Clearly Unreasonable Contracting Officer = Attorney’s Fees, Overhead, Profit and Interest

What Should I Do If Faced with a Clearly Unreasonable Contracting Officer?

Federal contracting officers have broad discretion – within the limitations and allowances of the FAR. But, contracting officers must respond in writing to claims filed by contractors. If they do not, they are violating the FAR and contractors are eligible for attorney’s fees and other costs and penalties. A recent federal appellate court decision reveals that egregious breaches by unreasonable contracting officers renders the FAR immaterial and courts will rely on the common law of contracts to make contractors whole.

On April 25, 2015 the United States Court of Appeals for the Federal Circuit (“Federal Circuit”) partially overturned a decision by the United States Court of Federal Claims (“Claims Court”) to hold in favor of a contractor because a contracting officer failed to respond to a contractor’s claim (See Sufi Network Services, Inc. V. United States).

The Air Force had contracted with SUFI to operate telephone systems in lodging facilities and SUFI agreed to install equipment at no cost in exchange for network exclusivity. The government broke its promise and SUFI initiated administrative proceedings. SUFI submitted claims to the contracting officer who denied all but one of SUFI’s claims.

SUFI appealed to the Armed Services Board of Contract Appeals (“Board”) which decided in SUFI’s favor on 22 claims. SUFI then submitted a claim for attorney fees to the contracting officer and requested a decision within 60 days. More than six months passed before an Air Force counsel told SUFI to consider its claim “deemed denied.”

SUFI immediately filed suit in Claims Court which awarded attorney fees, but denied claims for overhead and lost profit. SUFI appealed this decision to the Federal Circuit.

The Federal Circuit agreed with SUFI. The Federal Circuit held SUFI was entitled to attorney fees and overhead and lost profit on the pursuit of its claims for attorney’s fees.

Why not follow the FAR?

The disputes clause of the FAR requires contracting officers to decide “any dispute or claim concerning [the] contract.” A contracting officer must resolve the dispute or claim and “state his decision in writing.” Once the contracting officer’s decision is received, a contractor may appeal to the Civilian or Defense Board of Contract Appeals (depending on the contract) within 90 days. If no appeal is made, the contracting officer’s decision is final.

The Claims Court concluded SUFI’s remedies were no longer limited by the disputes clause because the contracting officer’s delay made federal contractual remedies inadequate. SUFI’s attorney fees, incurred in negotiating its breach of contract claims with the contracting officer, are recoverable under the contract’s “changes” clause and are allowed as contract administration costs. The court’s conclusion is based on the common law because attorney fees are recoverable as a foreseeable consequence of a breach of contract. However, the Claims Court did not support SUFI’s claim for overhead and lost profits, so SUFI appealed the decision to the Federal Circuit.

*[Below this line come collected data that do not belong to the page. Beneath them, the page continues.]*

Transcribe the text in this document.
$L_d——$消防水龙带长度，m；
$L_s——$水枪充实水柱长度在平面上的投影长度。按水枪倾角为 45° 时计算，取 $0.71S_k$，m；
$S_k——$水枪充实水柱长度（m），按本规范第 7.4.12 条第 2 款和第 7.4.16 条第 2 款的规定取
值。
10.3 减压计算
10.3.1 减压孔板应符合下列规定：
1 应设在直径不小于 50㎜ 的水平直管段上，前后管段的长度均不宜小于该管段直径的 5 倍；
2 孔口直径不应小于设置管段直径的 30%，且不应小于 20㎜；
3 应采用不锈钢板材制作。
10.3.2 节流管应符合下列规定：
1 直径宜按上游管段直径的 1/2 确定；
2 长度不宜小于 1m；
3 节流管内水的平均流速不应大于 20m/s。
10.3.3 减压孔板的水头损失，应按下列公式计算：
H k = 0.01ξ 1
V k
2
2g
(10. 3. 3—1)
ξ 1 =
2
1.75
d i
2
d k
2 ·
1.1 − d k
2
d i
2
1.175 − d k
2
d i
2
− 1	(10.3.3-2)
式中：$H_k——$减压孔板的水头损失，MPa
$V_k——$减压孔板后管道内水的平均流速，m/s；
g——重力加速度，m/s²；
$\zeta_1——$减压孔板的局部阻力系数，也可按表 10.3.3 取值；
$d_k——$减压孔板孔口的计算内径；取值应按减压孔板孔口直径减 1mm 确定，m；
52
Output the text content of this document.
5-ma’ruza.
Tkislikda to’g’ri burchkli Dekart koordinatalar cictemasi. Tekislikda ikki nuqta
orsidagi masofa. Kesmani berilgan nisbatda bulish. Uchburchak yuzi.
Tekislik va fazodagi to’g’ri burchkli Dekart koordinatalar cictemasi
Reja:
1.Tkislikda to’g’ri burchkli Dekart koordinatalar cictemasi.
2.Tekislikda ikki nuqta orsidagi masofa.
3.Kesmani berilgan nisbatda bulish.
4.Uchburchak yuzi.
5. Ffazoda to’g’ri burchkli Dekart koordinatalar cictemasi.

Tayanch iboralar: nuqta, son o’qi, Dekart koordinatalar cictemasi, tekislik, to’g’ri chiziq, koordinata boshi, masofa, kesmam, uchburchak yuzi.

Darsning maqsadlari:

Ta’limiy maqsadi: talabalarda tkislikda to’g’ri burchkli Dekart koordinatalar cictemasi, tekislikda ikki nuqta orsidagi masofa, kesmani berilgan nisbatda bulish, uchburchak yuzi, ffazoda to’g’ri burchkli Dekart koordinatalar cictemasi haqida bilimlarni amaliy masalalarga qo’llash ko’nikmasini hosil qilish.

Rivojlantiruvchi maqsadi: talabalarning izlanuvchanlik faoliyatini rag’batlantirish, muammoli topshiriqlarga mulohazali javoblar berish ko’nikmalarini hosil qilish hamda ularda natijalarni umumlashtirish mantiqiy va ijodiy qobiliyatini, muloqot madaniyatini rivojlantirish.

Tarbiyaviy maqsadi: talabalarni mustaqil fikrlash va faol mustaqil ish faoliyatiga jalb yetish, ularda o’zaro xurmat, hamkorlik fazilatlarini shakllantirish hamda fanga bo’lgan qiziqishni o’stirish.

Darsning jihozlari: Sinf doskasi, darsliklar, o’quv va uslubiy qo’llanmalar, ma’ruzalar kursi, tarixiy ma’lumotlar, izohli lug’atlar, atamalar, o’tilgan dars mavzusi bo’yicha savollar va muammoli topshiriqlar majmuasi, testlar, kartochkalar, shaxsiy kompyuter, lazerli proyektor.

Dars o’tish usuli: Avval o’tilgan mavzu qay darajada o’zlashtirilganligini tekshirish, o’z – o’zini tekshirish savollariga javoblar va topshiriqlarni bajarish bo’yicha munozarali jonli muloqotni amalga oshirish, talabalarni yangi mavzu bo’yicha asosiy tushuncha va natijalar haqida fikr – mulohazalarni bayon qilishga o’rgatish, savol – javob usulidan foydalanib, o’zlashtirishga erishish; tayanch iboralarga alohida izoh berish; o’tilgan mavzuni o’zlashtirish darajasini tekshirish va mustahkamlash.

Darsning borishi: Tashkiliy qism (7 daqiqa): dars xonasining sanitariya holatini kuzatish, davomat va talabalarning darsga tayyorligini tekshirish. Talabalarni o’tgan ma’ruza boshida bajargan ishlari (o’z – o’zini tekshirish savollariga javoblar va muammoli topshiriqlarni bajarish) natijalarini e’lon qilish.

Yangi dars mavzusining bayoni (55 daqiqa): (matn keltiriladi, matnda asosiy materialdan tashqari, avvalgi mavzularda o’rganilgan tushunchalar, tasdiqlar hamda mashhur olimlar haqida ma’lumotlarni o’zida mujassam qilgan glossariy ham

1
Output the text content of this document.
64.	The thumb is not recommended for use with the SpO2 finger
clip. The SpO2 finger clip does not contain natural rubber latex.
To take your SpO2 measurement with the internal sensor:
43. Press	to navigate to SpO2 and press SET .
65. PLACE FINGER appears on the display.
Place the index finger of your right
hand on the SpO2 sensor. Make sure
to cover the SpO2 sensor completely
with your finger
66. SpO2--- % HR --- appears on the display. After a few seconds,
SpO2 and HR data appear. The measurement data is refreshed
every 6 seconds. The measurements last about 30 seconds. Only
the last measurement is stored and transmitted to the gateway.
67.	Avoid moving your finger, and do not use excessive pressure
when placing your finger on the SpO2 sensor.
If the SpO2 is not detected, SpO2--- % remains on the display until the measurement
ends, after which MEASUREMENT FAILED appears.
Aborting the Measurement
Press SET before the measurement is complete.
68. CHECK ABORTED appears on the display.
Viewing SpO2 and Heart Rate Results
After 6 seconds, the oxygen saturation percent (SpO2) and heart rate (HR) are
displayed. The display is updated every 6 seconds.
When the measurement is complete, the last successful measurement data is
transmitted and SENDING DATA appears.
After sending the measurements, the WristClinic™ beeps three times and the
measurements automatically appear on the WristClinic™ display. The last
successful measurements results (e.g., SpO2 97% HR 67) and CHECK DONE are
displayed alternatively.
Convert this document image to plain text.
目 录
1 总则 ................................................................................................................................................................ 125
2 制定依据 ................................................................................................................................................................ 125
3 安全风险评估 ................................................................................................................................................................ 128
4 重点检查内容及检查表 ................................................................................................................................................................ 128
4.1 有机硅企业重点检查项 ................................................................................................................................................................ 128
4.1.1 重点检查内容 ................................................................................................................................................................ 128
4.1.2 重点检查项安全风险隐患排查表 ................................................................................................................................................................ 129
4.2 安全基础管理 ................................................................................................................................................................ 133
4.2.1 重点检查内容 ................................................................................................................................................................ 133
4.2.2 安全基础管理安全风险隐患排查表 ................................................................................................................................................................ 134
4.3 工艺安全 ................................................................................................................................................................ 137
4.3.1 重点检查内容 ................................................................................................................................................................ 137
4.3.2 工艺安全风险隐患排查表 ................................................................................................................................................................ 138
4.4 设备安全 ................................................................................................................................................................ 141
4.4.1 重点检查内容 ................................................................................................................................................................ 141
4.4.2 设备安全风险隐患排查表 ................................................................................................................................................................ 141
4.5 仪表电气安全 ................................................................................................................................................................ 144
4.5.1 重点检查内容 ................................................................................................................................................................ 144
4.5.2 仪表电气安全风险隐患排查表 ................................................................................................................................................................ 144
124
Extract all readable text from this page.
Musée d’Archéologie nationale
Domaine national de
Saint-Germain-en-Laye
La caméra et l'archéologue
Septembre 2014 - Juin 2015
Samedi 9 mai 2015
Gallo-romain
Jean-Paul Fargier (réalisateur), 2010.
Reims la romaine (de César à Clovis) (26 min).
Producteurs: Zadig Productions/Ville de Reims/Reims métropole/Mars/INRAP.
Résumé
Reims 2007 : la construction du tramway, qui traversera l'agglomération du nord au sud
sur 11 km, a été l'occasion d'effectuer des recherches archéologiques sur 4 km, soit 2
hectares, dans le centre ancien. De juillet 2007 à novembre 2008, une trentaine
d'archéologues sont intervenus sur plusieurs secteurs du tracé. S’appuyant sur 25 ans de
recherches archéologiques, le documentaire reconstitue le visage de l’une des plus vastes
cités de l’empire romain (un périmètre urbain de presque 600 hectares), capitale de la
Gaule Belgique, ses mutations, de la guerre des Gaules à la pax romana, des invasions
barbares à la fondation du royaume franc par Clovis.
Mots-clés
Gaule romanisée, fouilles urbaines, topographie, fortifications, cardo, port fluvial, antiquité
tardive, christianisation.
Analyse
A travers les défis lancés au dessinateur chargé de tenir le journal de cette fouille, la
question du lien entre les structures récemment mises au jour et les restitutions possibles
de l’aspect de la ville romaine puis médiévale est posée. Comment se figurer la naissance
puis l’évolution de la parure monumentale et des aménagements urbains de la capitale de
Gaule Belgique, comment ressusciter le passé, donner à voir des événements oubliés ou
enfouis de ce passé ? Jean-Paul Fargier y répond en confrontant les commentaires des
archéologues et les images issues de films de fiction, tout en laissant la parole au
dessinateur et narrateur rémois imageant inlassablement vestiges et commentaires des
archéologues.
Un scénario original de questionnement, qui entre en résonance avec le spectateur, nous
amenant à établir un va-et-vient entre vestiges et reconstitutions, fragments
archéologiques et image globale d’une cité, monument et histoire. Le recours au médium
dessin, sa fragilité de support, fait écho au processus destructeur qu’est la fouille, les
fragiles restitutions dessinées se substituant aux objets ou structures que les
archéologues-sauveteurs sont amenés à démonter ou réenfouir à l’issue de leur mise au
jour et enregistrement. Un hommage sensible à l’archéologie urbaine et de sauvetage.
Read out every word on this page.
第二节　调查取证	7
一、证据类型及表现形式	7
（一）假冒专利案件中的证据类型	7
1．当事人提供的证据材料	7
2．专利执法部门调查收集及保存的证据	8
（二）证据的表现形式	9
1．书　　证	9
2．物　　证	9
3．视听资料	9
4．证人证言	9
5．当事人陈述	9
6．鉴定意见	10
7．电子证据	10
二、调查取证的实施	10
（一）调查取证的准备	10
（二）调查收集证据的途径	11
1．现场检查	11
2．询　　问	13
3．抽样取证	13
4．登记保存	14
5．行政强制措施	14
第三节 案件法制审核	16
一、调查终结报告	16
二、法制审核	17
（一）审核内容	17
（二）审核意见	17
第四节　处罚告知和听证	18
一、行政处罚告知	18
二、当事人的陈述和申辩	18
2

The Federal Circuit not only agreed with the award of attorney’s fees, but went farther to find the award of overhead costs and lost profits also appropriate. The Federal Circuit reasoned that while the FAR prohibits the government from paying “excessive pass-through charges” (generally defined as a contractor’s “indirect costs or profit” resulting from work performed by a subcontractor with “negligible value” added by the contractor), in this situation, SUFI was entitled to overhead and lost profits because as the wronged party, it must be left in as good a position as it would have been had the government fully performed. As SUFI expended resources pursuing its claims in federal court because of the government’s failure to render a decision on its claims, it was entitled to recover claims related expenses.

Federal contractors may complain that the FAR is a blunt instrument used against them, but this case demonstrates that the government has to follow the FAR and act reasonably or it risks losing its benefits, such as the application of the contracts dispute clause.